Baca occasionally tapped former drivers for important jobs, as when Fennell and a predecessor, Jim Hellmold, landed two of the four spots on a task force to address violence in the jails.
"People dismiss your hard work sometimes," said Fennell, now a commander in the countywide services division. "No matter what job I get, they always think it's because I was the sheriff's driver."
At the LAPD, Daryl Gates was William H. Parker's driver in the 1950s before eventually becoming chief himself. In his memoir, Gates described Parker as a father figure, but one who sometimes drank so much that his young driver had to guide him up the steep hill to his house.
Maxwell, now a commander in the South Patrol Division, said he sometimes wishes he had never been Baca's driver.
"In a lot of ways, if I had to do it over again, I wouldn't have done it," Maxwell said.
Hellmold, especially, rose quickly, skipping a rank to become an assistant sheriff at age 46. On his way out, Baca named Hellmold as one of two possible successors for the sheriff's job.
Those triumphs came to haunt Hellmold, who ran for sheriff against McDonnell. The day after losing the primary election, Hellmold was demoted by Interim Sheriff John Scott, who stated publicly that Hellmold needed more seasoning.
The next day, Scott transferred another former driver, Capt. Eli Vera, from the South Los Angeles station to the less prestigious reserves bureau.
Vera said his transfer was a complete surprise. In an evaluation a few months before, he had received the highest rating of "outstanding" and was praised for his "vast knowledge and command of situations," he said.
Hellmold said he had earned his position and had plenty of experience despite his rapid rise.
"I worked early mornings for more than half my career. I was on the front line," he said. "Then for the sake of internal politics, people want to accuse you of promoting because you were a sheriff's driver for one year."
Scott said in a recent interview that he was "putting people in the right seat on the bus" and that their ties to the previous sheriff were not a factor.
As the end neared for Baca, one of his former drivers turned against him. Maxwell testified to a blue ribbon commission about the problems in the jails, which included repeated instances of deputies brutally assaulting inmates.
"My No. 1 loyalty is to the Sheriff's Department, above and beyond any sheriff or individual," Maxwell said recently.
Baca declined to comment for this story.
Nine months after Baca's sudden departure, a department-wide email caused a stir. There was an opening on the sheriff's security detail for a deputy with an impeccable driving record and the ability to work an extremely flexible schedule, the Oct. 6 email said.
Drivers had always been plucked from the ranks by high-ranking officials or former drivers. Never before had the job been open to all.
McDonnell was still a month from being elected sheriff but was considered a lock after trouncing his rivals in the primary. The interim sheriff asked McDonnell how he would like to select his drivers. McDonnell said that he suggested some changes, including the job announcement.
"It was fairness — to open it up and give everybody a shot at what is considered a good job," McDonnell said.
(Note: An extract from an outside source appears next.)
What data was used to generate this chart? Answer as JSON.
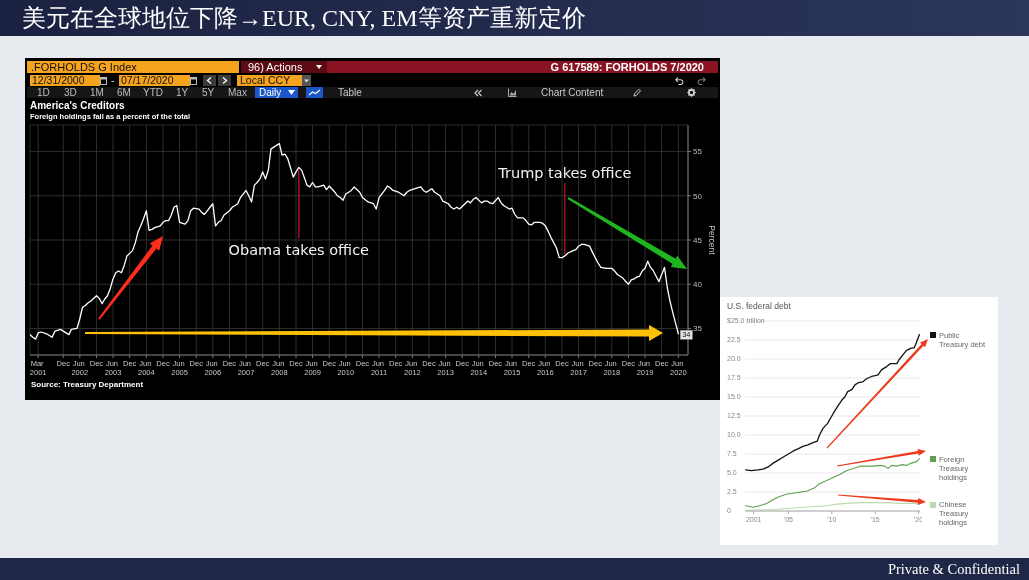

McDonnell spent much of his career at the Los Angeles Police Department, where recent chiefs have opted for a Secret Service-like detail rather than a single young protege. He's taking a similar approach at the Sheriff's Department.
His drivers work in teams, both for security reasons and to cut down on fatigue. From 40 or so applicants, McDonnell selected a handful, including the first female driver, Deputy Janine Hanson.
"For the department to see a female in this position, to see change in this way, was refreshing," said Hanson, 42, who is often spotted at public events flanking the sheriff with her driving partner, Sgt. Clipper Hackett.
Despite McDonnell's efforts to democratize the job, the driver label may not be easy to shake.
"It will follow everyone. No matter who the sheriff is, they'll always wear that jacket," Maxwell said. "They'll always be referred to in the rest of their careers as sheriff's drivers."